Run the program using the following command (requires Java 1.5) from the shell/command line. Select a file in the directory where you unzipped the Netflix data, and then hit Start. It also works without the Netflix data, it then just skips that step.
java -Xmx256M -jar InfoVisContest2007.jar

Questions and Tasks

See the contest website.

FAQ

Why do I have to download and run a 200MB program to produce 16MB of XML?

The reason are IMDB's licensing terms. We can redistribute their files, but we cannot alter them when we do that. You only have to run the program once, and you can delete it once all the contest data has been generated.

What is the Netflix data?

Netflix has a contest where it is looking for a way to significantly improve its recommendation service.

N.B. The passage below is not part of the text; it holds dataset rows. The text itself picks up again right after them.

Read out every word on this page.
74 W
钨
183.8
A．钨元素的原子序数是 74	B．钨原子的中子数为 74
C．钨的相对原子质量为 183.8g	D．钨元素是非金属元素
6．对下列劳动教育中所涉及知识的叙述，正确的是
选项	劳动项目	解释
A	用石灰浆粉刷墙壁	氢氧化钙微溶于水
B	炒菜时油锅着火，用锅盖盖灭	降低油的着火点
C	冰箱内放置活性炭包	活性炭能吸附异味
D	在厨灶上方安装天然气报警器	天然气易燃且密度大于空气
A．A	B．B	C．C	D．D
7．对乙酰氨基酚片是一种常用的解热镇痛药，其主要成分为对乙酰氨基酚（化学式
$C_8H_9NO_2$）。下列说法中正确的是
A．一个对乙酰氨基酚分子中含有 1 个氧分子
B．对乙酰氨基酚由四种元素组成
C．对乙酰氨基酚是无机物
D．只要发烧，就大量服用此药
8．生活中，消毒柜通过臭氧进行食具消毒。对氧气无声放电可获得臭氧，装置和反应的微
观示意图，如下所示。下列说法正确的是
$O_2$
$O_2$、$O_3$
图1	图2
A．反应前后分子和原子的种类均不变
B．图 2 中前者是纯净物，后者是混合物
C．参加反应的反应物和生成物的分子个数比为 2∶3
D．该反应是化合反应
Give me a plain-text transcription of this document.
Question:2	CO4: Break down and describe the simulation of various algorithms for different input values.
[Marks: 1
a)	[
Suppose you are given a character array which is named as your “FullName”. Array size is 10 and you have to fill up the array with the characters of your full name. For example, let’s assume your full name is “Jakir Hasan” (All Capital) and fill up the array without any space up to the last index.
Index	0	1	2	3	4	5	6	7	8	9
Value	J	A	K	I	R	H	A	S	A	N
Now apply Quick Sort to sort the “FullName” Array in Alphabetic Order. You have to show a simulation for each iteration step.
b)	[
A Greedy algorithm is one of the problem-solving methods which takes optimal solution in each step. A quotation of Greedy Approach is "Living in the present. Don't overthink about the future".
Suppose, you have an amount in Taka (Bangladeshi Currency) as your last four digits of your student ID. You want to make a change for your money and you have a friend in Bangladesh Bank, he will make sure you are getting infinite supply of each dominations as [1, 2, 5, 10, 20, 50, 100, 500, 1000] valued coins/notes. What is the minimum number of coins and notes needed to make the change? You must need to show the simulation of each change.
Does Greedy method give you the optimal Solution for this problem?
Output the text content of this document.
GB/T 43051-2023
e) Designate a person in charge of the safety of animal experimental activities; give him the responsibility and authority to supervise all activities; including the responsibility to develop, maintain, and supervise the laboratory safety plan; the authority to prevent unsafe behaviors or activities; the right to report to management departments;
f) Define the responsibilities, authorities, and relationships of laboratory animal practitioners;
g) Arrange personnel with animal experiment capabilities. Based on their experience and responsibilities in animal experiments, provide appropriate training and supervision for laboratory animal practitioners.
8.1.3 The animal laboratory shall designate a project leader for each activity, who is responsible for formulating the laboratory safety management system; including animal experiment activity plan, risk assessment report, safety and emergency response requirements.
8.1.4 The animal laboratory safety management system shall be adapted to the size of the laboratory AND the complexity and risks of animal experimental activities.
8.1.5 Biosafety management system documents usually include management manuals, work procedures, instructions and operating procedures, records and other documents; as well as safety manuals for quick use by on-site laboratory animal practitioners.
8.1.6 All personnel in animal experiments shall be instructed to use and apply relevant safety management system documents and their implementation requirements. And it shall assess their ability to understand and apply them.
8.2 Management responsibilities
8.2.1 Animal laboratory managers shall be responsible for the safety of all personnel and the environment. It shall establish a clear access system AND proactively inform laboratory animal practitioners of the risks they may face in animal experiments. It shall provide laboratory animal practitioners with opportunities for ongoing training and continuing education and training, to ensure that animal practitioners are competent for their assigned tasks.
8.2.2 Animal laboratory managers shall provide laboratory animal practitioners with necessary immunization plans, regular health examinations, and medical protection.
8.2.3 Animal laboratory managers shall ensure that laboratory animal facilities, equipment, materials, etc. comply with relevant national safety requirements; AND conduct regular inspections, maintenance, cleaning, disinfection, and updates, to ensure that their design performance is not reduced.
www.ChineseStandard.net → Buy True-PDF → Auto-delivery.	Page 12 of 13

Their data consists of ratings for 17,770 movies from about 100,000 costumers. This also includes a lot of direct-to-video releases, special editions, and movies that were made before 2000, which brings the number of Netflix ratings in this dataset down to around 1,400. Those ratings are interesting though because we do not only know the average, but also the standard deviation.

You have to register on the site to be able to download the data. We cannot redistribute the data, even in its original form. If you use the Netflix data, we recommend you look at the Netflix Prize Forums.

Where does all this data come from?

Thanks to Caroline Ziemkiewicz for help with the data collection.

What is the license on this dataset?

All the data sources we use are openly accessible and are likely to remain so. Their data is therefore licensed under their respective terms. The program code available from this page to digest and represent the data is hereby put in the public domain. This page and the dataset will remain online after the end of the contest.

Where do I submit my results?

That and more information can be found on the InfoVis 2007 Contest Website.

Posted by Robert Kosara on March 7, 2007.